This review was originally published here on Tiny Mix Tapes.
Dir. Ronald Bronstein
The trick and motivation of independent cinema has always been the same: to do more with less. This ideology is hardly revolutionary and in many cases is not so much a stylistic choice but rather a necessity for existence. Enter: Frownland, a 2007 low budget drama by first time director Ronald Bronstein. Frownland categorizes the contradiction of independent cinema in that it is both remarkable and mundane; with the two aspects feeding into each other simultaneously. It takes a bizarre, twisted, and ultimate depressing urban existence and forces us to realize that it is our own. It makes us hate and pity characters only to realize they are us. It makes us recoil in disgust at the abomination of life only to realize that this is it. Frownland is not a 21st century indie film. It is life.
Frownland does not reveal too much of its transcendence upon its initial viewing. Its opening segment is long, difficult and a precursor to all the long, difficult scenes ahead. To put it plainly: Frownland is a long, difficult movie. It is at times almost unwatchable, not because it is, by any standard, bad but because the shards of its awareness cut very deeply and can be severely uncomfortable. It is filled with the awkward silences and pathological anxiety that we desperately try to shield ourselves from in life. In many ways Frownland begs to be turned off; forgotten about; dismissed. It takes an extraordinary risk in being so hopelessly frank and honest, one that not every viewer is going to be OK with. The film contains no romance, a miserably unhappy yet cathartic ending, and an almost indiscernible plot. But something far more profound and unexpected happens during the film's 105 minutes. Something plain and yet spectacular. Slowly the viewer is interpolated into the film's hopelessness and becomes one with its misguided entourage of characters. Like a famous novel, what is deep between the lines of perfectly human dialog begins to reveal itself. Frownland is the sound and text of human suffering and alienation. It is a disgusting, beautiful portrait of regret and contempt. It is the cinematic rendering of the see-saw of indifference.
It is difficult to explain how Frownland accomplishes all these accolades. There are few instances of truly revealing dialog. More is said by following the arc of the film's characters. At the start of the film Keith, the mentally unsound main character, is confronted with a friend's tears and finds no reaction within himself. By the end of the film, through endless and tireless scenes of sweat, tribulation and panic, Keith finds himself crying and broken on the rooftop of a New York City apartment building. Along the way Keith experiences perhaps the single most appropriate rendering of a physical catharsis. Surrounded by the ungodly noise and color of a city party in a scene that is ferociously dizzying and maddeningly reminiscent of Antonioni's Blow Up, Keith pukes before exiting the building. All his fear and anxiety comes to the surface in this final scene and his rooftop weeping is the film's most prominently upsetting moments. His roommate Charles also experiences a similar revelation. He lives in a comfortable world of cultural know-how and academia only to find that he is losing his ability to pay his rent and maintain his bubbled-in lifestyle. He comes face to face with a nameless hypocritical antagonist who verbally assaults his desperate need for comfort, telling him in one of the film's funnier moments (paraphrase) “You're telling me in the middle of this ontological crisis (the test Charles has just taken) that all you can think about is fucking candy.” What these two story lines drive at is the whole of Frownland's message: any person can be driven to any logical extreme. No one is safe from a life that is hard, complex and painful revelatory.

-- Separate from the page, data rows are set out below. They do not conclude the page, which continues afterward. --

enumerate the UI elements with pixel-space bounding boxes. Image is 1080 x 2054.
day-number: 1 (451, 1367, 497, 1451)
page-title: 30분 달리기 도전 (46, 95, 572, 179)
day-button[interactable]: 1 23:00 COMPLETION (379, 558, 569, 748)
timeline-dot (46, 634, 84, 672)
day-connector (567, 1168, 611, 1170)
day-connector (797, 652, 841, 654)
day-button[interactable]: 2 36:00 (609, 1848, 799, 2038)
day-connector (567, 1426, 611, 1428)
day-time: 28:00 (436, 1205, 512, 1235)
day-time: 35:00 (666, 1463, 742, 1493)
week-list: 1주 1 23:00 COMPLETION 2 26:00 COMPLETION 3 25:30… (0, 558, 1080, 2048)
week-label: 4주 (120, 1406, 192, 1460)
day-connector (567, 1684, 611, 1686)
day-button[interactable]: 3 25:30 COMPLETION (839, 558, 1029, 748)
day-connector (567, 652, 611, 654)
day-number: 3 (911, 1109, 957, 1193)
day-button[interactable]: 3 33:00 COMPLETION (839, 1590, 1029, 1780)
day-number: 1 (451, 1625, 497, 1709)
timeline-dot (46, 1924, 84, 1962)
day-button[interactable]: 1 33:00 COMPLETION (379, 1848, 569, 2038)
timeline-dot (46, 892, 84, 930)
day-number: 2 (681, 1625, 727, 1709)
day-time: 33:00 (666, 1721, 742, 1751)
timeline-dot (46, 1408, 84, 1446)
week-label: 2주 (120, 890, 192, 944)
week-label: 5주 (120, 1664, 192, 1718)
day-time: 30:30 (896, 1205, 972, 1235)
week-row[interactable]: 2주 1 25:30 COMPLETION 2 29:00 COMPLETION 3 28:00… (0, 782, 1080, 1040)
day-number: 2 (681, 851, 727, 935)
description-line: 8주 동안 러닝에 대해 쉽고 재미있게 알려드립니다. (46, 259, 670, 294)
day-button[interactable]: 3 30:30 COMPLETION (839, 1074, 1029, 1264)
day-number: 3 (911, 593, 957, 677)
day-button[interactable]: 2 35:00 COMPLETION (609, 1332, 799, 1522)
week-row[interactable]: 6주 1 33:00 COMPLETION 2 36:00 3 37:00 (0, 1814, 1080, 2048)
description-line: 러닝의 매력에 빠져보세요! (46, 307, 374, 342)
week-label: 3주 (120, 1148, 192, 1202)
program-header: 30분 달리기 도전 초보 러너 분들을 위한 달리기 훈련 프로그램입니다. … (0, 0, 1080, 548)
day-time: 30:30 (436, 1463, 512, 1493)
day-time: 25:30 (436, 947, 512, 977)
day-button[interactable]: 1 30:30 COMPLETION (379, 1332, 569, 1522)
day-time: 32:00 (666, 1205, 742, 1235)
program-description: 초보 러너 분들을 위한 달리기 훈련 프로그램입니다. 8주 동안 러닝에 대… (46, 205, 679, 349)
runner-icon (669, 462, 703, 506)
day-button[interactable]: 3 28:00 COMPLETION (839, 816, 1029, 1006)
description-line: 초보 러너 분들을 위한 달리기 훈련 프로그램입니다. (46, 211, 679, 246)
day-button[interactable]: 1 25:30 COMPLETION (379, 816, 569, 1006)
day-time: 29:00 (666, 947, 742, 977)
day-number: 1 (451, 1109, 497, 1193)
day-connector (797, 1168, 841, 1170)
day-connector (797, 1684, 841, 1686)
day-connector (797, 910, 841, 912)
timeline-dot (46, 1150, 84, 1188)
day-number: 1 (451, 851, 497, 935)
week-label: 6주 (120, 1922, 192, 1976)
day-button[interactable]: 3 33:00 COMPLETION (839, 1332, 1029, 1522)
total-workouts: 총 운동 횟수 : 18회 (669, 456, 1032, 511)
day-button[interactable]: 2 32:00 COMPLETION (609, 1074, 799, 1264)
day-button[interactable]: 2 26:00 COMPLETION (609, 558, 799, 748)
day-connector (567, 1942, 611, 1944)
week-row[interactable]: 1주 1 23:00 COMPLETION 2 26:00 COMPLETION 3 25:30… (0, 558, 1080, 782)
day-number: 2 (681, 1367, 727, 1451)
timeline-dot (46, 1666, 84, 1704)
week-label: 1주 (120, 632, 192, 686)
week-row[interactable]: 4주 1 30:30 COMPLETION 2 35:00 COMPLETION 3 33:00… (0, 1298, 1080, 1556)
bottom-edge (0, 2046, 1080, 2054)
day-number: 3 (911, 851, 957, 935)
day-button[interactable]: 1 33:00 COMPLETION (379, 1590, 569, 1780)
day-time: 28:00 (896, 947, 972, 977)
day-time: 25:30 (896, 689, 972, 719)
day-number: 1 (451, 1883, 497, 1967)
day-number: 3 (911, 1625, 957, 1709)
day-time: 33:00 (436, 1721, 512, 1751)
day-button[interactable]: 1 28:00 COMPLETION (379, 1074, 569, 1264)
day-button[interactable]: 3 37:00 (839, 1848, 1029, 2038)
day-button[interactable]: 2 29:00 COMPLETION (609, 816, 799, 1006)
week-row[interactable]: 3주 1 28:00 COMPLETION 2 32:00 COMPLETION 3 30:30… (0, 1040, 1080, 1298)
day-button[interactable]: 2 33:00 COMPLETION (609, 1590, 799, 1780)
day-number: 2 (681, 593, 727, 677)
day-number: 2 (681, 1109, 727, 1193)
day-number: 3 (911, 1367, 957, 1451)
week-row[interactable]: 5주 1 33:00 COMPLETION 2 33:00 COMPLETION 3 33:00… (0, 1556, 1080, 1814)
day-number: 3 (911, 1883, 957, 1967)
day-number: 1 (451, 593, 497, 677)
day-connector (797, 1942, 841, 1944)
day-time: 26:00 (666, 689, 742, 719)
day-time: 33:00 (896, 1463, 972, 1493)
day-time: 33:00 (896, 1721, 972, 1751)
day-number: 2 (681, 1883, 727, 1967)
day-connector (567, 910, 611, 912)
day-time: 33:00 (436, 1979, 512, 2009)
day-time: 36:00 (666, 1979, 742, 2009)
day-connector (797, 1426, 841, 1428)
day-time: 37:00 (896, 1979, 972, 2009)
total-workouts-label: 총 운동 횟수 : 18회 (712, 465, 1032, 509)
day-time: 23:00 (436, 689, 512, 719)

While all this is happening the film maintains the gritty iconography of 1970s American New Wave. It's elegance is in its lack of polish, the rejection of classic ideals in beauty. The characters are ugly and normal. They lack the outstanding physical features that have become detractors to content in Hollywood. Frownland is filled with a mysterious pus that is somewhere between a disease and a soul. It is all the grandeur and decadence of sadness and anonymity. It lets light through to illuminate but refuses to reveal its own design. It is miraculous and somehow not miraculous at all. It points to the fact that we have all suffered trauma. If you haven't, perhaps consider yourself unlucky. Frownland meditates on and seems to fully believe in the modern notion that to suffer is to live. Growth is painful. Experience can hurt like hell. But it brings us closer to ourselves. And it is largely unavoidable. Everyday is a struggle, but without that inherent struggle our lives would lack a fundamental dichotomy. They would lose all semblance of meaning, of value. So, in that sense, maybe Frownland had a happy ending after all.